Fourth in this collection is ‘Galahad’, by Angela Knight. This story was weird. It’s the King Arthur/Knights of the Round Table legend – if all the men were vampires, and all the women were witches. Caroline was an English teacher until she slept with a vampire and her witch – Majae – powers were released. Now she suffers from painful visions, but can do pretty much anything with magic. One day she has a vision which leads her to meet Sir Galahad, and together they attempt to save the world by defeating evil vampires and witches. I could have got along with the premise if it wasn’t for the jarring modern tone of the story. Considering that King Arthur et al originated in ancient England, there were an awful lot of Americanisms, and there was very little historical atmosphere. The rules of magic were never explained – Caroline can do almost anything she wants whenever she wants, and the whole thing seemed a little too much to me like an excuse for sex scenes. Lots and lots of sex scenes. Cringeworthy sex scenes. There are puns. Bad lines. More puns. If I keep this book, it will be because the many cheesy lines in this story are great to read out with friends and cringe over! Some people may be into really cheesy innuendo…but I’m not!

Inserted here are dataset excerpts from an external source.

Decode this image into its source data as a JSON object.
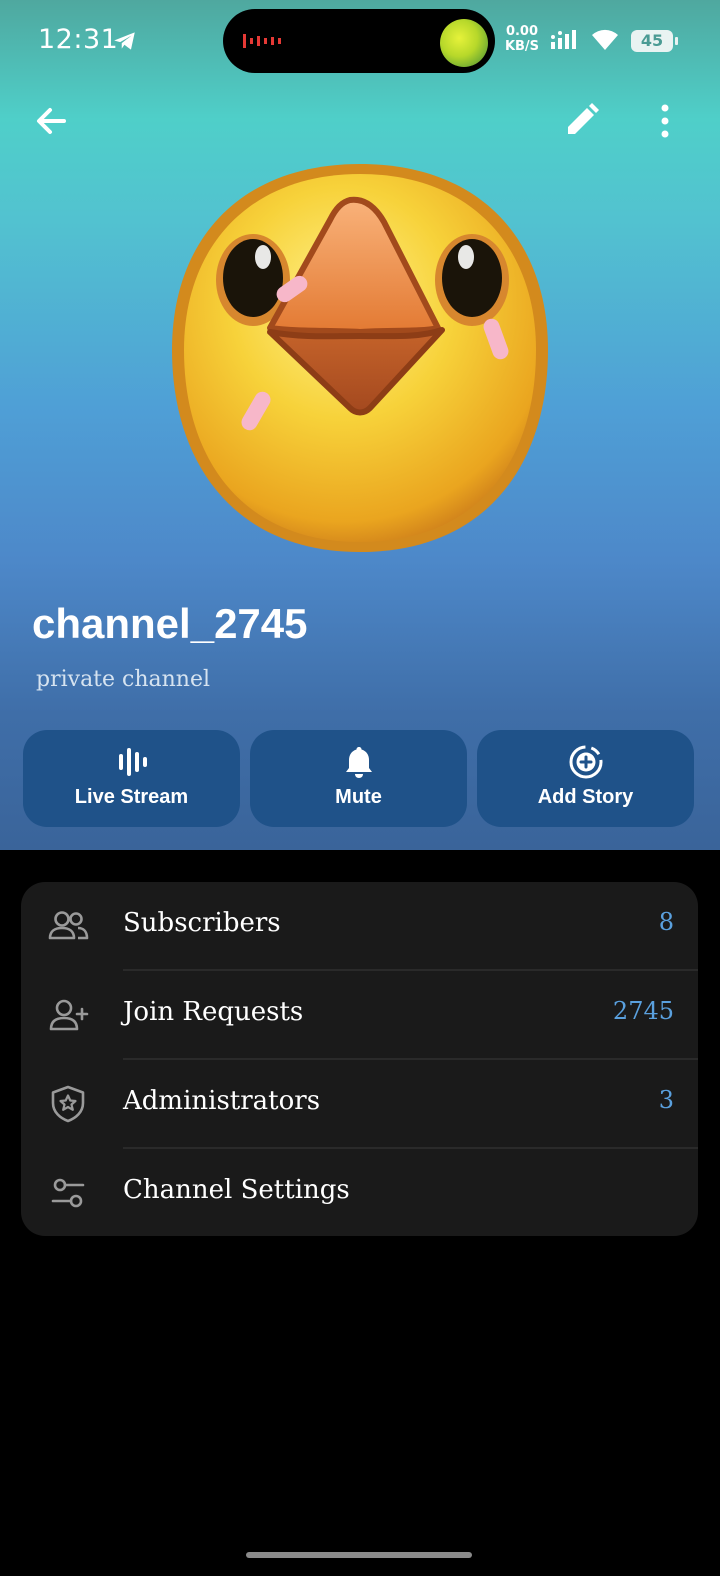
{
  "status_bar": {
    "time": "12:31",
    "net_speed_value": "0.00",
    "net_speed_unit": "KB/S",
    "battery": "45"
  },
  "profile": {
    "name": "channel_2745",
    "subtitle": "private channel"
  },
  "actions": [
    {
      "label": "Live Stream",
      "icon": "live-stream-icon"
    },
    {
      "label": "Mute",
      "icon": "bell-icon"
    },
    {
      "label": "Add Story",
      "icon": "add-story-icon"
    }
  ],
  "menu": [
    {
      "label": "Subscribers",
      "value": "8",
      "icon": "people-icon"
    },
    {
      "label": "Join Requests",
      "value": "2745",
      "icon": "person-add-icon"
    },
    {
      "label": "Administrators",
      "value": "3",
      "icon": "shield-star-icon"
    },
    {
      "label": "Channel Settings",
      "value": "",
      "icon": "sliders-icon"
    }
  ],
  "colors": {
    "action_button": "#1f5289",
    "menu_background": "#1a1a1a",
    "value_accent": "#5aa0de"
  }
}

The final story is ‘Blood Lust’ by Vickie Taylor. This story is a bit more original than the title suggests. Daniel has just finished his project of creating synthetic blood, when Garth, the man who sponsored his research beats him up and takes the only copy of the formula, and his home, lab, and money away. Even worse, he has turned Daniel’s girlfriend, Sue Ellen, into a vampire. When Daniel recovers he decides that they only way to have his revenge is to become a vampire himself, so that he can fight Garth and kill Sue Ellen to save her living a life she would not have wanted. Daniel tracks down Déadre, a lonely female vampire, and attempts to persuade her to help him. Unfortunately, the romance was unrealistic – Daniel and Déadre fall in ‘love’ within a couple of hours. The twist was not that hard to anticipate, but as a short story, it was more self-contained than the others.
If you are a reader of supernatural romance and you have never read any of these authors before, reading Bite is a good way to test them out, and if you are a real fan of any of these authors you will probably consider this book a must-read. I would also recommend it to anyone who wants a good giggle at the bad puns in ‘Galahad’. Regular short story readers, however, would probably be unsatisfied by these stories, which, apart from ‘Blood Lust’, are not standalone short stories. I would describe this book as a sampler for the writers and their fictional worlds, as most of the pieces are not true short stories but excerpts.
As most of these stories feature “adult content”, I wouldn’t recommend this book for younger urban fantasy/horror fans, but there are several more age-appropriate short story collections out now, for example, the “from Hell” books.